Defying US, Turkey Begins Receiving Russia’s S-400 Defense System

Most analysts nevertheless believe the move will not lead to a complete rupture in Washington-Ankara ties

Turkey has received the first shipment of Russia’s S-400 missile defense system, according to the Turkish Defense Ministry, a move that could trigger US sanctions and may mark a significant geopolitical shift towards the East for the NATO member.

The military shipment arrived at an air base near the Turkish capital Ankara and additional components will be forthcoming in the coming days, the defense ministry’s statement read in part.

Acting US Defense Secretary Mark Esper told reporters that he would be speaking with his Turkish counterpart.

“There will be more to follow after that conversation,” Esper added.

In response, the US has already suspended a program to deliver to Turkey, and train its pilots to fly, fifth-generation F-35 fighter jets, which many analysts argue could have been compromised by Turkey’s acquisition of the S-400.

Muzaffer Senel, assistant professor of Political Science and International Relations at Istanbul Şehir University, does not believe that Turkey’s actions make strategic sense.

“Russia and Turkey have conflicting interests almost in all areas,” Senel told The Media Line. “[The] Russians will not be able to be trusted and it will be a big problem for Turkey.”

Although Turkey and Russia currently support opposing sides in the Syrian war, Turkish President Recep Tayyip Erdogan has been forced to cooperate with his Russian counterpart, Vladimir Putin, to avoid an offensive in Syria’s northern Idlib Province, which would have caused hundreds of thousands of Syrians to flee and seek refuge in Turkey.

Senel posited that Ankara was also motivated by its ambition to develop its own defense industry.

In this respect, the Turkish government previously expressed anger that Washington was unwilling to share technology related to the American-made Patriot anti-missile defense system when the nations were negotiating a possible deal. Otherwise, this would have potentially allowed Turkey to manufacture similar arms in the future.

Alan Makovsky, a senior fellow at the Center for American Progress who previously dealt with Turkish affairs at the US State Department, was skeptical that Moscow would be willing to provide Ankara with such a benefit, which could open the door to accessing sensitive Russian technology.

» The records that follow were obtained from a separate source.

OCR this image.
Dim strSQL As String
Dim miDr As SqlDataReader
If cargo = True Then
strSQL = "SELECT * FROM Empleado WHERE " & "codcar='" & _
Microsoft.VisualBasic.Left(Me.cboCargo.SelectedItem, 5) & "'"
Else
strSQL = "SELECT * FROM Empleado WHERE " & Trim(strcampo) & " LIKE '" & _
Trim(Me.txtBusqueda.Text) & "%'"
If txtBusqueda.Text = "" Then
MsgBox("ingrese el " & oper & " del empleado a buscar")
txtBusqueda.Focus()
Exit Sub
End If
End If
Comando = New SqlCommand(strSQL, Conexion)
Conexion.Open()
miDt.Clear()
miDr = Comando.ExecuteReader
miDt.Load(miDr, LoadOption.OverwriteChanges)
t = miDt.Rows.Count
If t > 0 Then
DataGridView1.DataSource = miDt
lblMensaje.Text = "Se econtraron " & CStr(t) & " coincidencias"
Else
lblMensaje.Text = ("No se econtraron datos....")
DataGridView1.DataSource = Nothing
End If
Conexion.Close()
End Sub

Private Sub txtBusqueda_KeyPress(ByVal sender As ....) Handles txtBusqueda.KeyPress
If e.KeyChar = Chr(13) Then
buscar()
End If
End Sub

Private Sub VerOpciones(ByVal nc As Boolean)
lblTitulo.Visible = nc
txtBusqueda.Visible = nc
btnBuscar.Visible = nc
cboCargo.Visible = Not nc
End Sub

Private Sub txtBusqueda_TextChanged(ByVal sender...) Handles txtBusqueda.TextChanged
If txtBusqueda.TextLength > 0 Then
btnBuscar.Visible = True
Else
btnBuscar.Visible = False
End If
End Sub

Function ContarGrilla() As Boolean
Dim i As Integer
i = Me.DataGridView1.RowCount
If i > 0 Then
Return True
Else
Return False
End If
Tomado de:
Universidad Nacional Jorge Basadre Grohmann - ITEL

“I think it’s a disastrous decision for Turkey,” Makovsky said, adding that the country would “take a heavy hit militarily, but they are also going to take a hit economically.”

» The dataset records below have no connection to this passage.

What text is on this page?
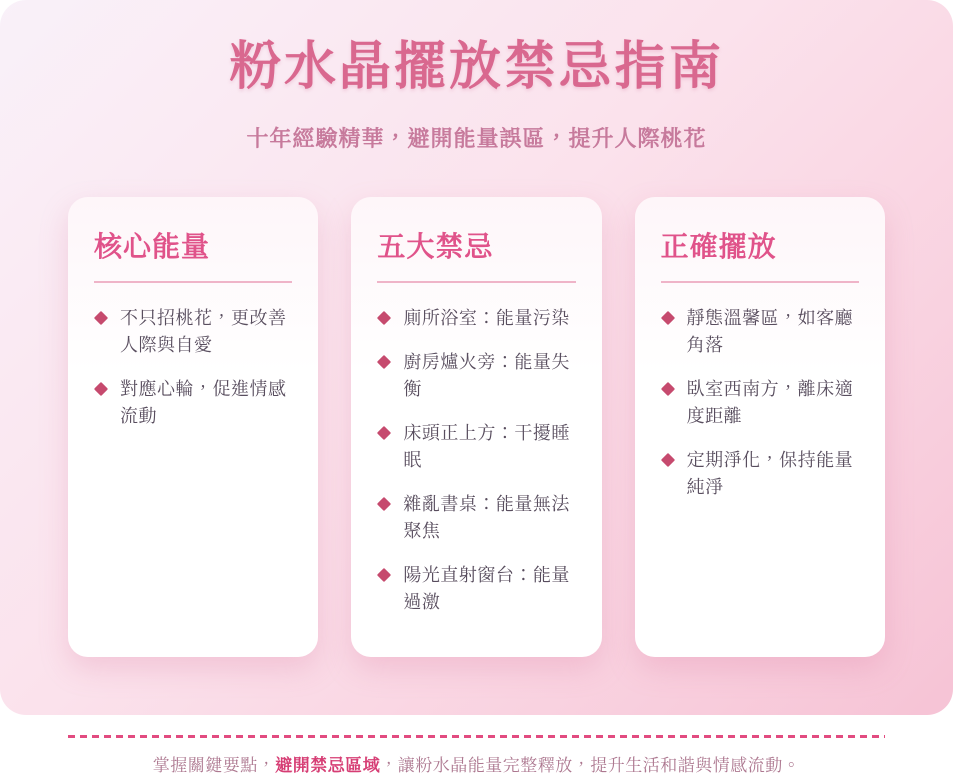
粉水晶擺放禁忌指南

十年經驗精華，避開能量誤區，提升人際桃花

核心能量
不只招桃花，更改善人際與自愛
對應心輪，促進情感流動
五大禁忌
廁所浴室：能量污染
廚房爐火旁：能量失衡
床頭正上方：干擾睡眠
雜亂書桌：能量無法聚焦
陽光直射窗台：能量過激
正確擺放
靜態溫馨區，如客廳角落
臥室西南方，離床適度距離
定期淨化，保持能量純淨

掌握關鍵要點，避開禁忌區域，讓粉水晶能量完整釋放，提升生活和諧與情感流動。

Indeed, the White House is expected to direct the Treasury Department to impose economic sanctions on Turkey. This is in addition to those implemented last year, when Washington backlisted two Turkish officials and increased tariffs on Turkish metal imports following a diplomatic row over a detained American pastor. Thereafter, the Turkish Lira went into free fall, leading to inflation and, in turn, rising food prices and unemployment.

These economic manifestations largely contributed to Erdogan’s party losing June’s mayoral race in Istanbul, which was deemed the president’s greatest political defeat since he assumed power in 2009.

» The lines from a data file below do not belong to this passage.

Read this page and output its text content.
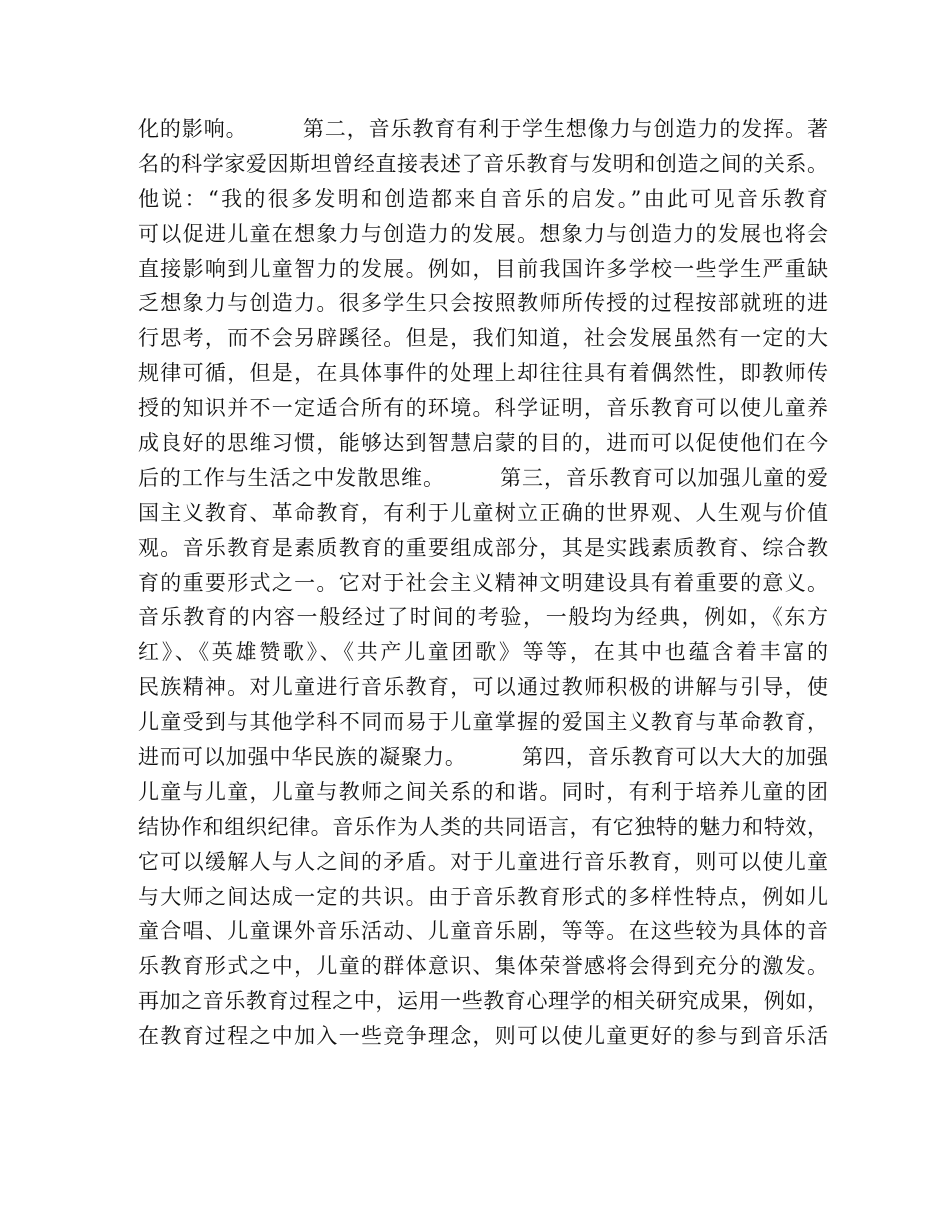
化的影响。　　　第二，音乐教育有利于学生想像力与创造力的发挥。著
名的科学家爱因斯坦曾经直接表述了音乐教育与发明和创造之间的关系。
他说：“我的很多发明和创造都来自音乐的启发。”由此可见音乐教育
可以促进儿童在想象力与创造力的发展。想象力与创造力的发展也将会
直接影响到儿童智力的发展。例如，目前我国许多学校一些学生严重缺
乏想象力与创造力。很多学生只会按照教师所传授的过程按部就班的进
行思考，而不会另辟蹊径。但是，我们知道，社会发展虽然有一定的大
规律可循，但是，在具体事件的处理上却往往具有着偶然性，即教师传
授的知识并不一定适合所有的环境。科学证明，音乐教育可以使儿童养
成良好的思维习惯，能够达到智慧启蒙的目的，进而可以促使他们在今
后的工作与生活之中发散思维。　　　第三，音乐教育可以加强儿童的爱
国主义教育、革命教育，有利于儿童树立正确的世界观、人生观与价值
观。音乐教育是素质教育的重要组成部分，其是实践素质教育、综合教
育的重要形式之一。它对于社会主义精神文明建设具有着重要的意义。
音乐教育的内容一般经过了时间的考验，一般均为经典，例如，《东方
红》、《英雄赞歌》、《共产儿童团歌》等等，在其中也蕴含着丰富的
民族精神。对儿童进行音乐教育，可以通过教师积极的讲解与引导，使
儿童受到与其他学科不同而易于儿童掌握的爱国主义教育与革命教育，
进而可以加强中华民族的凝聚力。　　　第四，音乐教育可以大大的加强
儿童与儿童，儿童与教师之间关系的和谐。同时，有利于培养儿童的团
结协作和组织纪律。音乐作为人类的共同语言，有它独特的魅力和特效，
它可以缓解人与人之间的矛盾。对于儿童进行音乐教育，则可以使儿童
与大师之间达成一定的共识。由于音乐教育形式的多样性特点，例如儿
童合唱、儿童课外音乐活动、儿童音乐剧，等等。在这些较为具体的音
乐教育形式之中，儿童的群体意识、集体荣誉感将会得到充分的激发。
再加之音乐教育过程之中，运用一些教育心理学的相关研究成果，例如，
在教育过程之中加入一些竞争理念，则可以使儿童更好的参与到音乐活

Nevertheless, Makovsy suspects that while Turkey’s status within NATO will be hurt, the US will try to limit the fall-out.

“I think there’s going to be a desire to hold the line,” he said. “I think people are not going to want to see things totally unravel.”

Makovsky qualified, however, that the US views Turkey’s purchase of the Russian system as a betrayal.

He noted that ultimately Erdogan could choose to shut down US military bases on Turkish soil and that President Donald Trump could move to decrease intelligence sharing.

That Turkey borders both Syria and Iraq, and has historically acted as a bridge between the East and West, makes it an important US strategic ally.

“I think there’s going to be a sense on both sides that the other is untrustworthy and that’s [liable to] create a spiral [effect]…and potentially end Turkey’s relationship with the West,” Makovsky said.

Ryan Bohl, a Middle East and North Africa analyst at Stratfor believes that the purchase by a NATO member of Russian arms could set a precedent, and that Erdogan’s decision was made in order to reduce Ankara’s dependence on the US.

On the flip side, Bohl concluded, US military support and NATO membership remain vital interests for Turkey.

“[Accordingly], this will be a significant rupture in the [bilateral] relationship but it won’t be a complete break.”